Through a thousand years of peril on all sides the Berkeleys stayed afloat. Though often in battle, they nevertheless survived sufficiently. Sometimes forming unwise alliances or briefly losing their blue-eyed minds by backing the wrong faction, they nevertheless pulled through to this very day, and there is not a handful of families who can say as much, and of that handful only the Berkeleys have somehow managed to hold tenaciously to their immemorial seat.
If they ever guessed wrong or made errors they still caught up. One error was opposing the church in 1234, when the clergy wanted to remove the stigma of bastardy from a lad if his parents eventually married. The Berkeley of that day, however, joined other nobles to insist the stain was permanent.
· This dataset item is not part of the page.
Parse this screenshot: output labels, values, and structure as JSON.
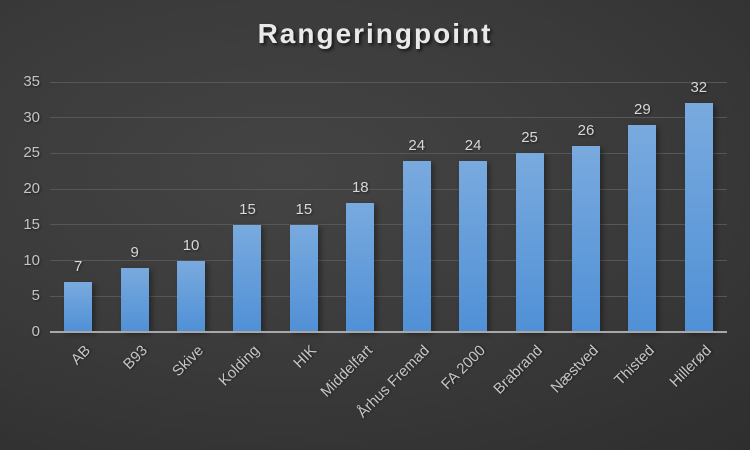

This mean approach backfired when the fifth earl's bastard could not inherit, partly because of his ancestor's unwholesome reverence for documents.
The countess (Mary Cole) and her earl then said they had been married in secret before the first boy was born. This claim was rejected by the House of Lords. The Berkeleys probably just thought they were married. Some said they should be hanged for forging documents to support the claim. Again, luck held. The intended heir could not inherit, but a generation or so set all things right.
The lessons of this great family are too numerous, over too many centuries, to encapsulate, though fully relevant today. In general think quick, if you have a hand murdering a king, making sure the queen won't mind. Be nice to butchers' daughters at all times. Do not be beastly to bastards or bureaucrats, for times change. In duels eschew slowness. In battle watch out for the wrong end of the sword until you have heirs and dodge bubonic plague. Do not defy winning kings, but lend cash in good time, when it counts. Struggle for sharp wits. Pray hard for luck, and a Happy New Year to all.